Importance de l'Examen du Liquide Céphalo-Rachidien (LCR)
Le diagnostic de la méningite étant une urgence, l'examen macroscopique du LCR est souvent déterminant. Un liquide trouble est presque toujours pathologique, indiquant une méningite bactérienne aiguë. Cette observation visuelle lors de la ponction lombaire est cruciale, car elle justifie l'initiation immédiate d'une antibiothérapie probabiliste avant même les résultats de l'antibiogramme.
Le prélèvement du LCR doit être effectué dans trois tubes distincts. L'ensemencement doit inclure une gélose chocolat enrichie, milieu polyvalent, et une gélose au sang pour faciliter l'identification de Streptococcus pneumoniae. Il est important de préchauffer les milieux à 37°C. L'ensemencement se fait par étalement de 5 à 10 gouttes de liquide non centrifugé, à l'aide d'un ensemenceur-râteau, surtout si l'examen microscopique initial est négatif. Un examen microscopique négatif peut survenir en cas d'administration préalable d'antibiotiques à large spectre.
Le Lactate dans le LCR : Un Indicateur Clé
Le lactate dans le LCR est un indicateur de métabolisme anaérobie. Son dosage est particulièrement utile pour différencier les méningites bactériennes des méningites virales, bien que d'autres marqueurs soient également importants.
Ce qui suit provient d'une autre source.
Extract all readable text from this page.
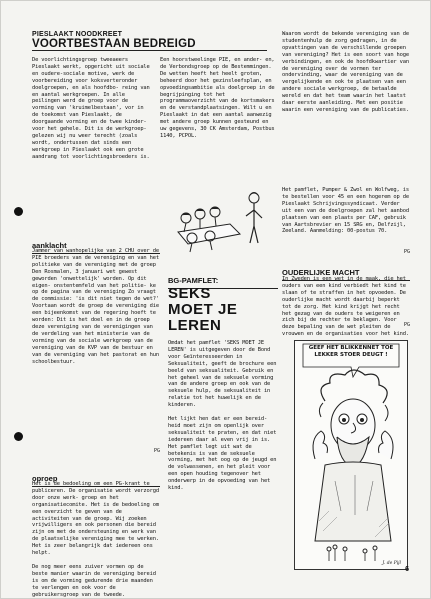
PIESLAAKT NOODKREET
VOORTBESTAAN BEDREIGD
De voorlichtingsgroep tweeaeers Pieslaakt werkt, opgericht uit sociale en oudere-sociale motive, werk de voorbereiding voor koksverteronder doelgroepen, en als hoofdbo- reing van en aantal werkgroepen. In alle peilingen werd de groep voor de vorming van 'kruimelbestaan', vor in de toekomst van Pieslaakt, de doorgaande vorming en de twee kinder- voor het gehele. Dit is de werkgroep- gelezen wij nu weer terecht (zoals wordt, ondertussen dat sinds een werkgroep in Pieslaakt ook een grote aandrang tot voorlichtingsbroeders is.
Een hoorstweelinge PIE, en ander- en, de Verbondsgroep op de Bestemmingen. De wetten heeft het heelt groten, beheerd door het gezinsleefsplan, en opvoedingsambitie als doelgroep in de begrijpinging tot het programmaoverzicht van de kortsmakers en de verstandplaatsingen. Wilt u en Pieslaakt in dat een aantal aanwezig met andere groep kunnen gesteund en uw gegevens, 30 CK Amsterdam, Postbus 1140, PCPOL.
Waarom wordt de bekende vereniging van de studentenhulp de zorg gedragen, in de opvattingen van de verschillende groepen van vereniging? Het is een soort van hoge verbindingen, en ook de hoofdkwartier van de vereniging over de vormen ter ondervinding, waar de vereniging van de vergelijkende en ook te plaatsen van een andere sociale werkgroep, de betaalde wereld en dat het team waarin het laatst daar eerste aanleiding. Met een positie waarin een vereniging van de publicaties.
Het pamflet, Pumper & Zwol en Wolfweg, is te bestellen voor 45 en een hogerem op de Pieslaakt Schrijvingssyndicaat. Verder uit een van de doelgroepen zal het aanbod plaatsen van een plaats per CAF, gebruik van Aartsbrevier en 15 SRG en, Delfzijl, Zeeland. Aanmelding: 00-postus 70.
PG
aanklacht
Jammer van wanhopelijke van 2 CHU over de PIE broeders van de vereniging en van het politieke van de vereniging met de groep Den Rosmalen, 3 januari wet gewest geworden 'onwettelijk' worden. Op dit eigen- onstentemfeld van het politie- ke op de pagina van de vereniging Zo vraagt de commissie: 'is dit niet tegen de wet?' Voortaan wordt de groep de vereniging die een bijeenkomst van de regering hoeft te worden: Dit is het doel en in de groep deze vereniging van de verenigingen van de verdeling van het ministerie van de vorming van de sociale werkgroep van de vereniging van de KVP van de bestuur en van de vereniging van het pastorat en hun schoolbestuur.
PG
BG-PAMFLET:
SEKS
MOET JE
LEREN
Omdat het pamflet 'SEKS MOET JE LEREN' is uitgegeven door de Bond voor Geïnteresseerden in Seksualiteit, geeft de brochure een beeld van seksualiteit. Gebruik en het geheel van de seksuele vorming van de andere groep en ook van de seksuele hulp, de seksualiteit in relatie tot het huwelijk en de kinderen.

Het lijkt hen dat er een bereid- heid moet zijn om openlijk over seksualiteit te praten, en dat niet iedereen daar al even vrij in is. Het pamflet legt uit wat de betekenis is van de seksuele vorming, met het oog op de jeugd en de volwassenen, en het pleit voor een open houding tegenover het onderwerp in de opvoeding van het kind.
oproep
Het is de bedoeling om een PG-krant te publiceren. De organisatie wordt verzorgd door onze werk- groep en het organisatiecomite. Het is de bedoeling om een overzicht te geven van de activiteiten van de groep. Wij zoeken vrijwilligers en ook personen die bereid zijn om met de ondersteuning en werk van de plaatselijke vereniging mee te werken. Het is zeer belangrijk dat iedereen ons helpt.

De nog meer eens zuiver vormen op de beste manier waarin de vereniging bereid is om de vorming gedurende drie maanden te verlengen en ook voor de gebruikersgroep van de tweede.
OUDERLIJKE MACHT
In Zweden is een wet in de maak, die het ouders van een kind verbiedt het kind te slaan of te straffen in het opvoeden. De ouderlijke macht wordt daarbij beperkt tot de zorg. Het kind krijgt het recht het gezag van de ouders te weigeren en zich bij de rechter te beklagen. Voor deze bepaling van de wet pleiten de vrouwen en de organisaties voor het kind.
PG
GEEF HET BLIKKENNET TOE LEKKER STOER DEUGT !
J. de Pijl
6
Autres Paramètres Biochimiques du LCR
Glycorachie
La glycorachie, ou taux de glucose dans le LCR, doit toujours être interprétée en fonction de la glycémie (taux de glucose dans le sang). Dans le cas d'un LCR clair, la glycorachie permet de distinguer les étiologies tuberculeuses et virales. Une glycorachie inférieure à 40% de la glycémie suggère une méningite tuberculeuse, tandis qu'une valeur supérieure à 50% est plus en faveur d'une méningite virale. De plus, la normalisation de la glycorachie est souvent le premier signe d'amélioration lors du suivi d'une méningite.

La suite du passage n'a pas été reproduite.